Mistaken Beliefs Lead to Mistaken Identities



At a CODA meeting I remember someone saying that he grew up thinking he was worthless because his father had a habit of saying to him “Everything you touch turns into shit.” As a result of taking this phrase literally, this person grew-up unable to follow through on projects because he subconsciously believed they’d all “turn to shit.”

For most of his life, he was never able to make the connection between the fact that things never seemed to work out right for him and his hidden belief that everything he touched turned to shit. Once he made the connection, it was eye-opening. He finally understood that his failures were self-sabotage based in the mistaken belief that everything he touched was destined to end in disaster.

This was a great leap forward for him.

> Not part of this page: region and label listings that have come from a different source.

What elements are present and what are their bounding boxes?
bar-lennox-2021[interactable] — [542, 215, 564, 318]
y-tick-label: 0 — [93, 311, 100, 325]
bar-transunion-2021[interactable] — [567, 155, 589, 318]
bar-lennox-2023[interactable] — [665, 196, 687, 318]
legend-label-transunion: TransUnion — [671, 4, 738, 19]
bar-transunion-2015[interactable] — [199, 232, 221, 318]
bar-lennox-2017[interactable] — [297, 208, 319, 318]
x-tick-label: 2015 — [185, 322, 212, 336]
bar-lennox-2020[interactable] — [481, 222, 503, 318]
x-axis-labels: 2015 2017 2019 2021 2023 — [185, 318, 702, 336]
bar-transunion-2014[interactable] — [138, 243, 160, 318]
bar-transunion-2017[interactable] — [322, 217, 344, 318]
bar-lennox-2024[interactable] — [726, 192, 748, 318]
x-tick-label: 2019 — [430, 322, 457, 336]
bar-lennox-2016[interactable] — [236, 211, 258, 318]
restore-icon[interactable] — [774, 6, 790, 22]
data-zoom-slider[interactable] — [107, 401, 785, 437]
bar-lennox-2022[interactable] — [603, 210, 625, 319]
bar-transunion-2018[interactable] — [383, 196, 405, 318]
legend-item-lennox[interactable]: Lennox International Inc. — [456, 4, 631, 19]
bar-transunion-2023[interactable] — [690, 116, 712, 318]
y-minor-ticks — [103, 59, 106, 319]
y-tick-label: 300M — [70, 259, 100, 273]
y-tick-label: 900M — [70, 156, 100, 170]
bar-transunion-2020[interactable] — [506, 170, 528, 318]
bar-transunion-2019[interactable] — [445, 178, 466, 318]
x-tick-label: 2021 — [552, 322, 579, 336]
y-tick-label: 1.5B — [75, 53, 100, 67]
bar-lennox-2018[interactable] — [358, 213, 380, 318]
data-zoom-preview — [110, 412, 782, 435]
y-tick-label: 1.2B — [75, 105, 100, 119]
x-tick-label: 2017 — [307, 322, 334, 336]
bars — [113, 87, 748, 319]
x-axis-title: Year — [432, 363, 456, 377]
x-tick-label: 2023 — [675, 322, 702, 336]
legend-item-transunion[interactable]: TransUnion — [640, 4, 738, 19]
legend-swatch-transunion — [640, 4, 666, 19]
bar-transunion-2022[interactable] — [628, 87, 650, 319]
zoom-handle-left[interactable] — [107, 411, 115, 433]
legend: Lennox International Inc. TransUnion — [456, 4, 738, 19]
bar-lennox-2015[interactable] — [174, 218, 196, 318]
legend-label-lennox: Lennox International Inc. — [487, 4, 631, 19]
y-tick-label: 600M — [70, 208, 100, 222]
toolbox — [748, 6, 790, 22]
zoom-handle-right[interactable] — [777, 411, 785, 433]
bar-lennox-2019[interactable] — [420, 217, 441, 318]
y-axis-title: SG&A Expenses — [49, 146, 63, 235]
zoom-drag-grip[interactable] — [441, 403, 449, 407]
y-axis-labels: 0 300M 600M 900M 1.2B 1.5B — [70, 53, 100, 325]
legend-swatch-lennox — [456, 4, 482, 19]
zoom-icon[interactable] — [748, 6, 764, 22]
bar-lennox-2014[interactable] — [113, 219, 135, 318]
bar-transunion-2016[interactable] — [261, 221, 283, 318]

He now could stop sabotaging his endeavors by changing his thinking. He could stop believing that everything he touched turned into shit and begin believing that everything he touched could turn into gold.

But, he happened to take an even bigger step forward when he took time to talk to his father about the infamous phrase that had so damaged his life: “Everything you touch turns to shit.” After addressing it to his father he learned that he had misinterpreted his father’s words. What his father had meant by this phrase was that his son was clumsy and had a way of unwittingly breaking things as a child. His father had never intended the phrase to mean that he (the son) could never do anything right, or that he could never be successful in life.

Sometimes adults use detrimental phrases that are then misinterpreted by children. Many of us grew-up with some sort of parental phrase that came to identify who we are. The phrase may have been “You’re hopeless,” or “Can’t you do anything right?” or “You’re going to be fat like your father’s brothers.” Certainly none of these statements are positive. But if we heard phrases like these we may have also misinterpreted them. We may have taken them too personally and we may have spent a lifetime clinging to a mistaken belief about ourselves; one that has unfairly damaged our lives.

So it’s a good idea to identify those old bad phrases we heard as children and to begin the process of challenging them. We allowed ourselves to embody those phrases, to believe we weren’t good enough, and we need to free ourselves from the false identities that these bad phrases created. 

If our parents are still living, we can always ask them what they meant when they said we were “bad to the bone” or we were “hopeless.” In doing so, we may also learn that we misinterpreted what was said, or at the very least we may get an apology for something that a parent said to us out of their own personal frustration and inability to cope with their own lives.

But the most important thing is that we identify those detrimental statements and that we stop believing them. No one is doomed to have everything they touch turn to shit. So ask your Higher Power to help you identify those old bad beliefs and to convert them into new positive, life-giving beliefs about yourself.